In summary, the basic implementation of the Section 106 process is sound, but it certainly merits continuing improvement. Improvements underway, or contemplated in the recommendations above, should result in more thoughtful and efficient decisionmaking and better protection of significant historic properties. Of the thousands of projects and programs considered under Section 106 of the National Historic Preservation Act each year, affecting numerous historic properties at the National, State, or local level of significance, a relatively small number are problematic or controversial. These should continue to receive an appropriate level of attention and public scrutiny, even as we work to improve the planning and review process to forestall or minimize potential disputes of this nature that may arise in the future.

At the same time, ACHP is committed to ensuring that program and operational enhancements can and will continue to be developed that promote the effectiveness, consistency, and coordination of other public policies and programs with the purposes articulated by Congress so eloquently in the National Historic Preservation Act.


FOOTNOTES********************************

1It is, of course, understood that should Congress, ACHP, the National Park Service, or other Executive Branch agencies determine that any of the findings or recommendations contained in this report are worth pursuit in the future, public review and comment, as well as consultation with affected parties, would need to be sought for any new proposal for legislative, regulatory, or policy action.

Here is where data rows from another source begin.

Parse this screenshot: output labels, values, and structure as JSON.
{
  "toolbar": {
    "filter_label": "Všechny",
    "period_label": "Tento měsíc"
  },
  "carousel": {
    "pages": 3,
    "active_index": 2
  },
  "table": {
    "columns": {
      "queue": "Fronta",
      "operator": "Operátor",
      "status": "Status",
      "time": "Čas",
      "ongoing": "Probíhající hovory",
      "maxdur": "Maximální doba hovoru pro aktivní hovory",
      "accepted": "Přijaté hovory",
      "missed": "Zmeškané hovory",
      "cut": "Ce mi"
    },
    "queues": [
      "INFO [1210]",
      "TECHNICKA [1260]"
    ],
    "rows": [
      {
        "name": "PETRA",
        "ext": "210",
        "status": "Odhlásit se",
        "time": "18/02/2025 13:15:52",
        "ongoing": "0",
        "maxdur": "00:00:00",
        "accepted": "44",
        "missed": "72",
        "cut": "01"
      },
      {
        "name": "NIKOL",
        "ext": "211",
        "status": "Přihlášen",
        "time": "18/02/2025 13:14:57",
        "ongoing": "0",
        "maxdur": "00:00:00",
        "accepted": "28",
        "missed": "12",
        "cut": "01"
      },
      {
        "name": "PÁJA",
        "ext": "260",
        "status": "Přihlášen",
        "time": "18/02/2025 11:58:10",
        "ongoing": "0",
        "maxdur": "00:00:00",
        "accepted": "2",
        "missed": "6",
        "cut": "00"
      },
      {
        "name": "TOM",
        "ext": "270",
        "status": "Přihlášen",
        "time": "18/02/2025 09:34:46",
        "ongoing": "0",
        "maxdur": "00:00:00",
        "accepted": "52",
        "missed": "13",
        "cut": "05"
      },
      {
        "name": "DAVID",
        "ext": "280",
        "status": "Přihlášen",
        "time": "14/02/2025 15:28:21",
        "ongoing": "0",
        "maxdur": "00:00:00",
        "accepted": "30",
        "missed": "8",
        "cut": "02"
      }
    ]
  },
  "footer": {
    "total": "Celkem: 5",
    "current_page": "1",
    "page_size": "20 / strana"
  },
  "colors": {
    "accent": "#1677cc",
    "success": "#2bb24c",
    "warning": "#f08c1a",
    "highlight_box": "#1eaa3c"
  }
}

2“Undertaking” means a project, activity, or program funded in whole or in part under the direct or indirect jurisdiction of a Federal agency, including: (a) those carried out by or on behalf of the agency; (b) those carried out with Federal financial assistance; (c) those requiring a Federal permit, license, or approval; and (d) those subject to State or local regulation administered pursuant to a delegation or approval by a Federal agency (16 U.S.C. 470w).

3“National Historic Landmarks” are nationally significant properties formally designated as such by the Secretary of the Interior, in accordance with the Historic Sites Act of 1935 (16 U.S.C. §§ 461-467).

4Other portions of NHPA that underscore ACHP’s approach to its administration of Section 106 include: Section 110(a)(2)(E) directing that agency procedures for Section 106 compliance be consistent with ACHP regulations, and provide for development and implementation of agreements in consultation with others; Section 110(k), regarding consultation on anticipatory demolition by applicants for Federal assistance; Section 110(l), which directs agency heads to document decisions made pursuant to Section 106 in the absence of an agreement with ACHP; Section 111, which calls for agency consultation with ACHP on establishment and implementation of alternatives for historic properties, including adaptive use, leases, exchanges, or management contracts; and Section 205(b), which provides for ACHP’s General Counsel to represent ACHP in courts of law for enforcement of agreements with Federal agencies.

5This is a small percentage of the total estimated annual number of 90,000 projects initially reviewed by States, the vast majority of which do not affect historic properties and are not subject to further investigation or review.

6A far more complete and detailed discussion of historic preservation case law and findings of the courts related to interpretation of Section 106 may be found in Federal Historic Preservation Case Law, 1966-1996, Advisory Council on Historic Preservation, 1996.